PHOENIX -- First bankruptcy, now an investigation into the response times of the state’s largest ambulance provider, Rural/Metro.

"The department is very concerned," said Terry Mullins of the Arizona Department of Health Services. 

In a recent letter sent to Rural/Metro, he noted self-reported response times failed to meet response time requirements in five of its service areas.

The numbers fell short by anywhere from several percentage points to nearly 13 percent for one service area in Maricopa County. The regions currently under scrutiny include parts of the Phoenix metro area, southern and central Maricopa County, Payson, Yuma and part of Pima County.

Factors or reasons behind the delayed responses are not yet known. ADHS has requested additional data from Rural/Metro and set a deadline by next month in an effort to learn more about the issue.

Rural/Metro, which includes Southwest Ambulance and PMT, filed for bankruptcy last month. The Department of Health Services has indicated concern that the company's financial health may prevent it from meeting its obligations.

"We're trying to be hyper vigilant during this process when they're going through the bankruptcy proceedings that we ensure they continue to meet their response times and meet their obligations to the public," Mullins said.

So far, the ADHS says it hasn't received any specific complaints or cases where response time has caused a problem. 

"I've been keeping my ear to the ground," Mullins said.

Valley resident Maggie Chianea, who's worked in health care, said there's no room for error in a business where minutes can mean life or death.

"It’s really dangerous and kind of scary because people's lives are at stake," Chianea said.

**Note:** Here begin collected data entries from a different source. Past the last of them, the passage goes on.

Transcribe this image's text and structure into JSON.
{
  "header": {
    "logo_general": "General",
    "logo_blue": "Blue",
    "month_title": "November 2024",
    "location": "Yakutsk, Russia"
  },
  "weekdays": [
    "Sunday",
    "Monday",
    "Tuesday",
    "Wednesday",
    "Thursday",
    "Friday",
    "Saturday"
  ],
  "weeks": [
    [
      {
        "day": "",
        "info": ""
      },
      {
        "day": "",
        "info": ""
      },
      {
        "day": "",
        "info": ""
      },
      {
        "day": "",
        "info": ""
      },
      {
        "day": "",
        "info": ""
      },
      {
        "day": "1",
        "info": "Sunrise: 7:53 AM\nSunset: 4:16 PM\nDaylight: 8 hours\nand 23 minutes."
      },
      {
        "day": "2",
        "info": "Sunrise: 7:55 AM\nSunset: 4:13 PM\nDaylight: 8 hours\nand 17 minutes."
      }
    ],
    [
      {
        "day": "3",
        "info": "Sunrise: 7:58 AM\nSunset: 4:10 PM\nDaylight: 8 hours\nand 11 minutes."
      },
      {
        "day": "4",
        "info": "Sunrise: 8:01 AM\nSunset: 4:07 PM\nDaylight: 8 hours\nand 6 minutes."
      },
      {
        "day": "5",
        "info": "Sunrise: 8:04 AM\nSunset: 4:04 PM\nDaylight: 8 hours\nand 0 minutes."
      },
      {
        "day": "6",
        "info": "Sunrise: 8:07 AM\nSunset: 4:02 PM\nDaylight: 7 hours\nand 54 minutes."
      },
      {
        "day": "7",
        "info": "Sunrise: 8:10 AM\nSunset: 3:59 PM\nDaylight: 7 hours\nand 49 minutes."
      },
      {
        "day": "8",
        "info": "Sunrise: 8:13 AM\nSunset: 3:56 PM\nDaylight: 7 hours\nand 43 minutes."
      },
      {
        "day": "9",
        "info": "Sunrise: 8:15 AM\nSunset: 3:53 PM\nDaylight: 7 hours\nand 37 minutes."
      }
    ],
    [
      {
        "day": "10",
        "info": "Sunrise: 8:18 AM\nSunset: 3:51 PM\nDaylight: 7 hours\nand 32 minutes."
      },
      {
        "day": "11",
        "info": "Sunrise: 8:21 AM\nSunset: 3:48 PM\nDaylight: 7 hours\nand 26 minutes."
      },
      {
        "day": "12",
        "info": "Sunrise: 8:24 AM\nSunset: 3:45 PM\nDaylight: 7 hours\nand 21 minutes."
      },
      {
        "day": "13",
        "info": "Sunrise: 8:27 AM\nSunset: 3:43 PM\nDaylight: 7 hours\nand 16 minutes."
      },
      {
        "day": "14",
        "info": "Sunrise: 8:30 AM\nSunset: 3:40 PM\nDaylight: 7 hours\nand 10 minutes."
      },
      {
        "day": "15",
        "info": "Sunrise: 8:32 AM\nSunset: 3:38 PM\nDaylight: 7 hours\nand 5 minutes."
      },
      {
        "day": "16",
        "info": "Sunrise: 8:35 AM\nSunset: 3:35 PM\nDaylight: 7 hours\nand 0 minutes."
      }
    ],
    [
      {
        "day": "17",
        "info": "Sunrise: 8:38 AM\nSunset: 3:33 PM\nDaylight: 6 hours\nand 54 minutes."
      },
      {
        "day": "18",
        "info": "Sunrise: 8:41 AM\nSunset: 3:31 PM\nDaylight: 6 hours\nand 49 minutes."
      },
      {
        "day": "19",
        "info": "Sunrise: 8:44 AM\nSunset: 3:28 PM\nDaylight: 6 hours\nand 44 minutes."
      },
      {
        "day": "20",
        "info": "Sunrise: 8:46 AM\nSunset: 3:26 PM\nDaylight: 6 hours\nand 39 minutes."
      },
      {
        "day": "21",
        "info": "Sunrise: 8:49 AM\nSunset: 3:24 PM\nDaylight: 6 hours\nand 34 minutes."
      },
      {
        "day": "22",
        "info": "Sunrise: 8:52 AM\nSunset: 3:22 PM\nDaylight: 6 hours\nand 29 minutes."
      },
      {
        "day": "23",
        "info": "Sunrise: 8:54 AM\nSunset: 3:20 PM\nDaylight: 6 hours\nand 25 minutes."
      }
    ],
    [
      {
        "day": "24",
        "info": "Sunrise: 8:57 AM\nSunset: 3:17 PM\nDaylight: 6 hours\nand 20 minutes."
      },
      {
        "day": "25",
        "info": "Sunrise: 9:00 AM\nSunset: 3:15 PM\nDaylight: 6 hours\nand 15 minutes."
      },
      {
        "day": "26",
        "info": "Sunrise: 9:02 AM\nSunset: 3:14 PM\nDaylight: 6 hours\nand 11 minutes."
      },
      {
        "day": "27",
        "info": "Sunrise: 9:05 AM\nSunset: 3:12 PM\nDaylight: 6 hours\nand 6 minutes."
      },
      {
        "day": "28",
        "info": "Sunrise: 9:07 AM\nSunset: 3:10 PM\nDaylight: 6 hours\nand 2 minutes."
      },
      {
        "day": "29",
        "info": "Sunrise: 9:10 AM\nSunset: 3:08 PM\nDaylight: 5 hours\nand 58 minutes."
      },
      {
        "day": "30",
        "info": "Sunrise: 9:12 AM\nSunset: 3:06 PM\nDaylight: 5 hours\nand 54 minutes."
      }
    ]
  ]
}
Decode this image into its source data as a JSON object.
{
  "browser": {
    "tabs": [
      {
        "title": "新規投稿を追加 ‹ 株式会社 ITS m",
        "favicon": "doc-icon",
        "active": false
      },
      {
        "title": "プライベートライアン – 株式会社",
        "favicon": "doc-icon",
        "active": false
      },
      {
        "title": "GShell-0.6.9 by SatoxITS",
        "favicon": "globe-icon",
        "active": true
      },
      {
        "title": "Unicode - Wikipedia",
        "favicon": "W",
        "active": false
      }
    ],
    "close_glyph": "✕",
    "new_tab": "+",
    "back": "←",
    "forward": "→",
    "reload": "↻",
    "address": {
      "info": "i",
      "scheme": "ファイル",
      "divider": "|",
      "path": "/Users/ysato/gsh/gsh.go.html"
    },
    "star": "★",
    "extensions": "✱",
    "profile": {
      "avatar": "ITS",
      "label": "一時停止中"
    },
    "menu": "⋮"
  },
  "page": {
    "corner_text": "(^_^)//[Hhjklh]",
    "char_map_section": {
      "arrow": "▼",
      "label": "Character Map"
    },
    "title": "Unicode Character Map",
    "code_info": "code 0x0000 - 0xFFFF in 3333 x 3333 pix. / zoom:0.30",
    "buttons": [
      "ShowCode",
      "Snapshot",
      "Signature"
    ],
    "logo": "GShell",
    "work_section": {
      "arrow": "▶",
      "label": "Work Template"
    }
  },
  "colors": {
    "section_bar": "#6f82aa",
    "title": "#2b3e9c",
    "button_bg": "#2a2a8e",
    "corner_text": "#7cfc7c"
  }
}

Rural/Metro declined an interview with 3TV but provided the following statement, which reads in part:

"Rural/Metro covers a vast area throughout Arizona. In our high density areas we see our response times meet or exceed requirements 100 percent of the time. In more rural areas, for example Arivaca, AZ, we experience infrequent responses and are working with first responders.
"Rural/Metro is fully staffed and continues to hire first responders to meet additional needs with the influx of Arizona winter visitors."